# growing hay in florida



## littlequail (Aug 5, 2011)

hi there, 

well we live in central Florida, and i would like to have some Homegrown Livestock feeds, i have some grain mixes but i wanted to also do hay, and it seems no matter what i read it says "cool-weather" areas :bored: well this is FLORIDA, i wanted alfalfa, maybe timothy and mix it with clover, or something else? but anything i turn too seems it cant be grown here. only bermuda hay, which i wanted a High quality hay and i never heard of it being it. this would feed rabbits,goats, anything else we get on the farm. what should i grow?​


----------



## Guest (Feb 20, 2012)

Sounds as though you're from out of state or least haven't fooled with hay before down here. Timothy, alfalfa and clover are northern forages. Florida is a different world and we have different grasses and legumes that can be grown here.

Here's a good place to get started learning.

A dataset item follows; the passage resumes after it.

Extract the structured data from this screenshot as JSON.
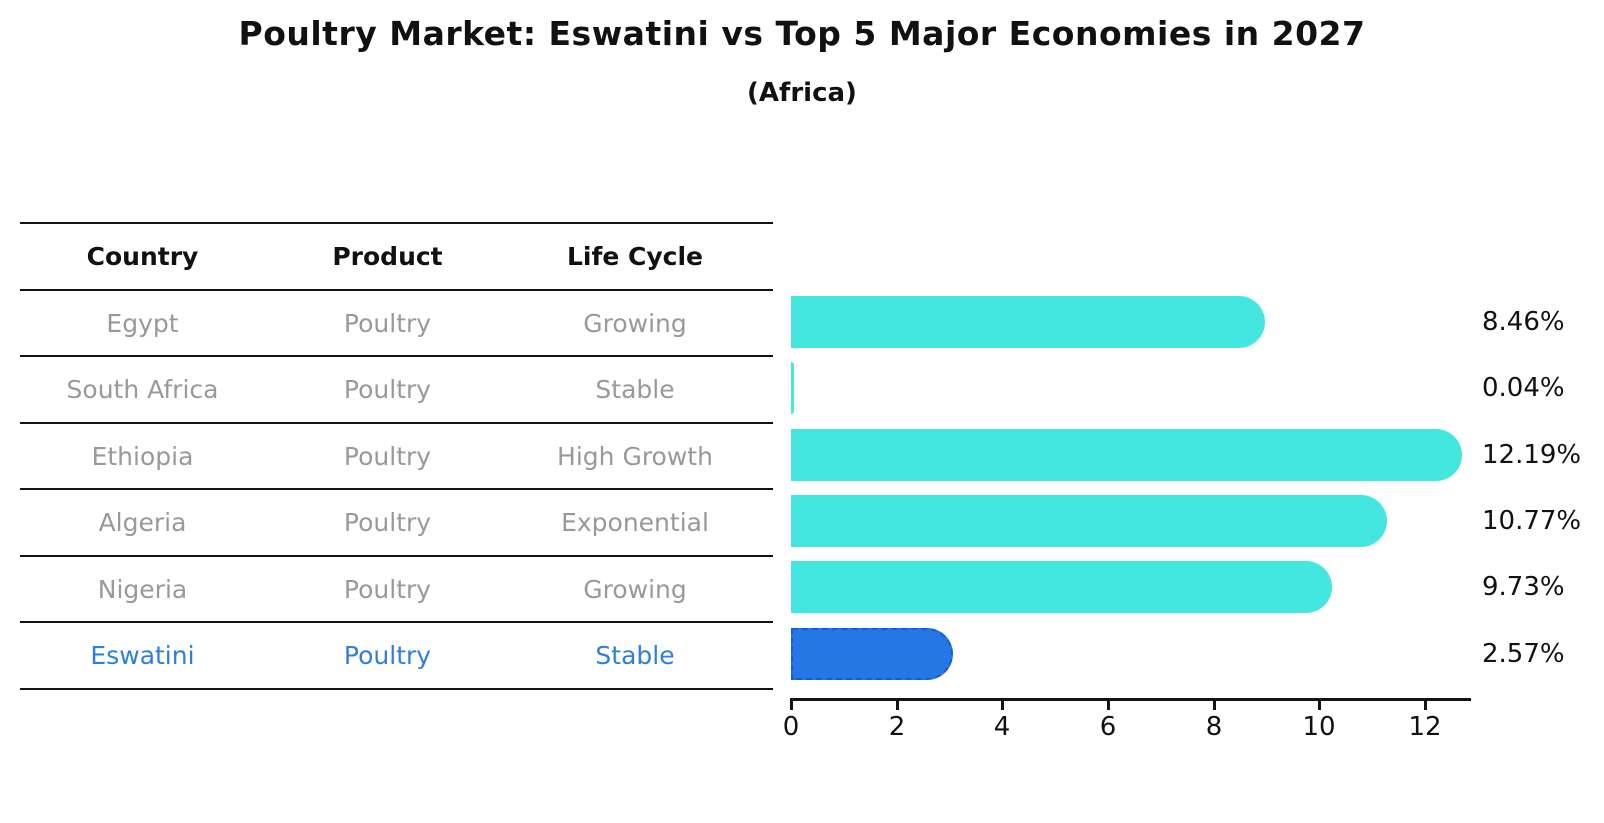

*Florida Forage Grass Varieties*
http://edis.ifas.ufl.edu/topic_forage_grass_varieties

Florida grows a lot of hay and raises a lot of livestock on it. But you have to learn what can and cannot be done here. The EDIS database will give you access to many (most) of the Florida Extension Service documents. Once you have a grasp of the basics you can then approach your local county extension agent to investigate what is most likely to work in your circumstances.


----------



## Bearfootfarm (Jul 13, 2006)

Perennial Peanuts make good hay too


----------



## littlequail (Aug 5, 2011)

thanks for the help, we just want to grow for our livestock i would like to do peanut, but the plant does not give seed, so growing it seems to much of a hassle, am looking in to other seeds, just not sure what to get, i don't wanna order a HUGE bag, anyone know of any company's that would sell smaller amounts of seed


----------



## Randy Rooster (Dec 14, 2004)

you ought to be able to grow crimson clover in the fall/winter down your way- I have a beautiful crop every year here.

you can probably also grow various bermuda grass strains for hay


----------



## Randy Rooster (Dec 14, 2004)

this outfit has a lot of varieties of all sorts of pasture products and are located in Dade City so they can probably advise you as well

http://www.hancockseed.com/


----------



## Amadioranch (Jun 18, 2011)

I sure cant see why alfalfa wouldnt grow like mad in Florida. Its a huge crop for us here in Phoenix Az. Grows all year long so you cant say that it cant take the heat.


----------



## Guest (Feb 24, 2012)

But it can't take the humidity.


----------